Emsal Mahkeme Kararı İstanbul Anadolu 1. Asliye Ticaret Mahkemesi 2017/1254 E. 2021/23 K. 14.01.2021 T.

Görüntülediğiniz mahkeme kararı kesinleşmiş bir karardır.

T.C. İstanbul Anadolu 1. ASLİYE TİCARET MAHKEMESİ
ESAS NO : 2017/1254 Esas
KARAR NO: 2021/23
DAVA : İtirazın İptali (Haksız Eylemden Kaynaklanan Zarar Nedeniyle)
DAVA TARİHİ : 21/11/2017
KARAR TARİHİ : 14/01/2021
Mahkememizde görülmekte olan İtirazın İptali (Haksız Eylemden Kaynaklanan Zarar Nedeniyle) davasının yapılan açık yargılaması sonunda,
GEREĞİ DÜŞÜNÜLDÜ:
Davacı vekili dava dilekçesinde özetle; müvekkilinin cari hesaba dayalı faturalardan kaynaklanan alacağının tahsili amacıyla—–sayılı dosyası ile —- asıl alacak, —- işlemiş faiz olmak üzere toplam —– alacağın tahsili için takip başlatıldığını, davalının süresi içinde yetki itirazında bulunduğunu, yetki itirazının haksız olduğunu, taraflar arasında akdi ilişki olduğunun mal satış ve faturalardan anlaşıldığını, buna göre müvekkili şirketin ——olması gereği ——– İcra Daireleri ve Mahkemeleri’nin yetkili olduğunu, öncelikle yetki yönünden itirazın iptalinin gerektiğini, davalının itirazınlarının haksız ve kötü niyetli olduğunu, takibi geciktirmeye yönelik olduğunu, davalının borcunun bulunmadığını ileri sürdüğünü ancak borcun ödendiğine ilişkin herhangi bir belge sunmadığını, her iki firmanın e-fatura kullandığını, bu hususun vergi dairesi kayıtlarından anlaşılabileceğini, davalının itirazlarından faize ilişkin olan kısmının davanın uzamaması açısından taraflarca kabul edildiğini, icra takibinden talep edilen işlemiş faizin davaya konu edilmediğini, davanın sadece —– asıl alacağa yönelik itirazının iptaline yönelik olduğunu, davalının icra dosyasına yaptığı itirazının iptali ile davalının itirazında haksız olduğunu ve %20 oranında icra inkar tazminatına mahkum edilmesine, yargılama gideri ve vekalet ücretinin karşı tarafa yükletilmesine karar verilmesini talep etmiştir.

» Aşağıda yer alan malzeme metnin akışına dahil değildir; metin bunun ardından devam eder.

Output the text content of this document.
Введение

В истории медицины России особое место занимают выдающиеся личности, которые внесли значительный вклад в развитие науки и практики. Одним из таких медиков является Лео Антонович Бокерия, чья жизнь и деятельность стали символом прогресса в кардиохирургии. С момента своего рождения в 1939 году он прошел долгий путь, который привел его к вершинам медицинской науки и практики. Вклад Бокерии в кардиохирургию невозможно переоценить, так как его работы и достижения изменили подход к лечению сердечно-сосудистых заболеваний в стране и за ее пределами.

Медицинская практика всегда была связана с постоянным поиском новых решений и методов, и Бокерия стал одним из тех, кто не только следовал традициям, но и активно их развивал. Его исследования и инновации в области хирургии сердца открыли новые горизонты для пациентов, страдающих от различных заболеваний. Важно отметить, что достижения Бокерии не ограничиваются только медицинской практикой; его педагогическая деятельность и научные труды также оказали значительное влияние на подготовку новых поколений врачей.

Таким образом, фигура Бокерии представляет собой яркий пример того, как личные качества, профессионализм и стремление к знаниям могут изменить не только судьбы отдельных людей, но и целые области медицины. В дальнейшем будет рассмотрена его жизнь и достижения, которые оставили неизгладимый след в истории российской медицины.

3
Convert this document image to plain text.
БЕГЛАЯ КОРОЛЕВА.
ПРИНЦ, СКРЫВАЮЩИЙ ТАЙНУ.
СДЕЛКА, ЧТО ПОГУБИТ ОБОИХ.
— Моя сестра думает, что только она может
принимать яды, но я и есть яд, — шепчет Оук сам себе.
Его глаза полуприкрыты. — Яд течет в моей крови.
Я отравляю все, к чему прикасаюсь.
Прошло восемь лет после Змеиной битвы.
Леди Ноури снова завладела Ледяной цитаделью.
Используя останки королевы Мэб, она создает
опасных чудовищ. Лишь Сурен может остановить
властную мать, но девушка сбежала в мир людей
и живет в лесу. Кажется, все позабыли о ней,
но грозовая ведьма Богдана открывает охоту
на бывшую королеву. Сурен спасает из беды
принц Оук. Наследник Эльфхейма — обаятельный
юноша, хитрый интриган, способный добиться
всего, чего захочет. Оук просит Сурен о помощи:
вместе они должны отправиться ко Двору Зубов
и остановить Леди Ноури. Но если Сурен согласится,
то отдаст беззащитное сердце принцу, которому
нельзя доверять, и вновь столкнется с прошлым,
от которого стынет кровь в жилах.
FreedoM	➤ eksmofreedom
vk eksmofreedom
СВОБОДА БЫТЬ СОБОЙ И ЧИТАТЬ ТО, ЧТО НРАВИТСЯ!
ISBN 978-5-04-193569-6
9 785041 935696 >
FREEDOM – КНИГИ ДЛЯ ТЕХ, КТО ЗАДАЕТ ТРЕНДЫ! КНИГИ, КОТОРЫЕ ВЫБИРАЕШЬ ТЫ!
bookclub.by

Davalı vekili cevap dilekçesinde özetle; müvekkili şirketin——– olduğunu, taraflar arasında alım satım akdinin —- kurulduğunu, bu nedenle yetki yerinin —- olduğunu, davacının alacağının zamanaşımına uğradığını, davanın bu nedenle reddinin gerektiğini, davacı ile müvekkili arasında Cari Hesap Sözleşmesi olmadığından cari hesaba dayalı takip yapılamayacağını, davacı tarafın daha önce ———– dosyaları ile icra takibi yapıldığını, davacı tarafa kambiyo senedi verilmiş olmasına rağmen yeniden cari hesap üzerinden takip yapmasını kabul etmediklerini, davacı yanın öncelikle müvekkiline mal sattığını ve sattığı malı teslim ettiğini ve borcun ödenmediğini ispat etmek zorunda olduğunu, öncelikle yetki itirazının kabulüne karar verilmesini, davacının haksız ve yersiz davasının reddine karar verilmesini talep etmiştir.
İNCELEME VE GEREKÇE;
Dava, hukuki niteliği itibari ile cari hesap alacağına dayalı icra takibine yapılan itirazın iptali davasına ilişkindir.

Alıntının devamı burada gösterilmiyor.